Kapitalizmin genişleyen birikiminin sonuna gelinmiş olunması reformizmin sol siyaset içindeki hareket alanını sınırlarken, sermayenin yol açtığı mülksüzleşmeye yönelik anlık tepkilerle sonuç alınamayacağının ortaya çıkması sol komünist akımların etkisini sınırlamaktadır
Genişleyen kapitalist birikim ile buna bağlı ortaya çıkan mülksüzleşme olgusunun ara sınıflarda yol açtığı yıkımın sınırlarına ulaşılmış olması ise günümüzün başka bir gerçekliği durumundadır.

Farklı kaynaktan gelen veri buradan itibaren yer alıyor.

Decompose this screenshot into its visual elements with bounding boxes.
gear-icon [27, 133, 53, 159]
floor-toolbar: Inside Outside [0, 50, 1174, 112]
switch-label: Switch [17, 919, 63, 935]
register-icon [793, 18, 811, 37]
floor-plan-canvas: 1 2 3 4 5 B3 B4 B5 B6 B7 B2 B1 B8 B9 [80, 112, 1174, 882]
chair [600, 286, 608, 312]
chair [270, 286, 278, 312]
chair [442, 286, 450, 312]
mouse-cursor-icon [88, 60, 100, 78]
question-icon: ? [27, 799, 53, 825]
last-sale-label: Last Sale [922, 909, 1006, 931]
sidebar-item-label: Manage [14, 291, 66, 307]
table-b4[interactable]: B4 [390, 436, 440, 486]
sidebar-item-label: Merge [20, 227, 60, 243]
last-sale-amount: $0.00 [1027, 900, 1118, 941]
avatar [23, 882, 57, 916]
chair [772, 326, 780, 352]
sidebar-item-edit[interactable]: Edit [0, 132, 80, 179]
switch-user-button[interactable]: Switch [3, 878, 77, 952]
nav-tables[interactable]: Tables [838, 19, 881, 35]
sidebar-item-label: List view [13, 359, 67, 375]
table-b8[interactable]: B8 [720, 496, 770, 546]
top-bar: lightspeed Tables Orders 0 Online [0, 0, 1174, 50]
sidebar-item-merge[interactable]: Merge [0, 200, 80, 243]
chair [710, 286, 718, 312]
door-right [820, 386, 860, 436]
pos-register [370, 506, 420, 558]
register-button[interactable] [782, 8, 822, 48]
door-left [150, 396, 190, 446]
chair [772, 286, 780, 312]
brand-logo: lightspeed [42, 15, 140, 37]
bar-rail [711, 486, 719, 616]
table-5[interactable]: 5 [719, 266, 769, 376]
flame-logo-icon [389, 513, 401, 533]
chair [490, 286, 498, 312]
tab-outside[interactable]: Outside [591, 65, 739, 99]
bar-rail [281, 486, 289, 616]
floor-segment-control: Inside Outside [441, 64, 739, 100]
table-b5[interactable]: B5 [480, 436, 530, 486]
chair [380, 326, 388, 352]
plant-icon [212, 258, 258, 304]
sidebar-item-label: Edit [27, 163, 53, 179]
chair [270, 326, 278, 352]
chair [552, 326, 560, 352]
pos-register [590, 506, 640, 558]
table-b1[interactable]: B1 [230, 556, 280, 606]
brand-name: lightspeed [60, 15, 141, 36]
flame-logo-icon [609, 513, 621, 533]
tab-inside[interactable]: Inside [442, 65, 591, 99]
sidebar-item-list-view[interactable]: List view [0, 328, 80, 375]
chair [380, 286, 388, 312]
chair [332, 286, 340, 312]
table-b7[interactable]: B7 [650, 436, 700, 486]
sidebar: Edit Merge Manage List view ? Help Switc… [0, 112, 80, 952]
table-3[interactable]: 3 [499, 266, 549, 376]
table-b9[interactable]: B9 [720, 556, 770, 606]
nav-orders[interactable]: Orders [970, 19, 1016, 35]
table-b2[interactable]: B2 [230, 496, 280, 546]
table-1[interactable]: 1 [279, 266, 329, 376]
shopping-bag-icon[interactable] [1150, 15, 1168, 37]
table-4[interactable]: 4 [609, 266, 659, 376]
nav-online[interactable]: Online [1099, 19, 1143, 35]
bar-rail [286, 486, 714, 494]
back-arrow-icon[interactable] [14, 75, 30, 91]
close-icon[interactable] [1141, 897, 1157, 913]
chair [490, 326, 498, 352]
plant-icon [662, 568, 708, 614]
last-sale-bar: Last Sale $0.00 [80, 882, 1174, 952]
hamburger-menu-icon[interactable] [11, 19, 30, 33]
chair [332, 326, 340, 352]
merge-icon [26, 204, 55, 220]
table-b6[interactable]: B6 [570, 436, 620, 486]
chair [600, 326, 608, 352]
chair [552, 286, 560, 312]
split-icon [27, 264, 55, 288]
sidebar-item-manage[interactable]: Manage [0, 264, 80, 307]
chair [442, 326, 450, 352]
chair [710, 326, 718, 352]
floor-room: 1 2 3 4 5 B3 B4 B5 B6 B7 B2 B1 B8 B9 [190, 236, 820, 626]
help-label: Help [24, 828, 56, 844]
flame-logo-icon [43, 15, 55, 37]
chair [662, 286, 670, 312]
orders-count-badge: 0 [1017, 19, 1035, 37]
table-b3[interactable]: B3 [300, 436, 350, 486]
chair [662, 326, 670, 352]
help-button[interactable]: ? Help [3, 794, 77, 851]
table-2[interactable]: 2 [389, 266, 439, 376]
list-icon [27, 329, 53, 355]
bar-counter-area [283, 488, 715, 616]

Sovyetler Birliği’nin dağılmasıyla birlikte reformizmin artık kendisini Marksist bir akım olarak tanımlamaktan vazgeçtiği görülmektedir. Geçiş döneminde işçi sınıfının yönetici sınıf rolünü üstleneceği demokratik devlet aygıtının, bir süreliğine de olsa gerekli görmeyen sol komünist akım ise etkisini kaybetmiştir. Kapitalizmin genişleyen birikiminin sonuna gelinmiş olunması reformizmin sol siyaset içindeki hareket alanını sınırlarken, sermayenin yol açtığı mülksüzleşmeye yönelik anlık tepkilerle sonuç alınamayacağının ortaya çıkması da yarı anarşist, sol komünist akımların etkisini giderek daha fazla sınırlamaktadır. İşçi sınıfının yönetici rolü ile baskı altındaki diğer sınıfları ortak politik program etrafından bir araya getirerek, demokratik devrimin sonuna kadar götürülmesi yoluyla sosyalizme kapıyı açma politikasının tek, tek ülkelerde ve dünya genelinde yeniden gerçekleklik kazanabileceği koşullar ortaya çıkmış bulunmaktadır.
Kaynaklar
1. Erdölek K.Ö. Harvey’in Mülksüzleştirme Yoluyla Birikim Kavramına Eleştirel Bir Bakış: Türkiye Örneği Finans Politik & Ekonomik Yorumlar 2017 Cilt: 54 Sayı: 628.
2. Harvey D. Yeni” Emperyalizm: Mülksüzleşme Yoluyla Birikim”, Çev. Evren Mehmet Dinçer, Praksis, 11, s:23-48.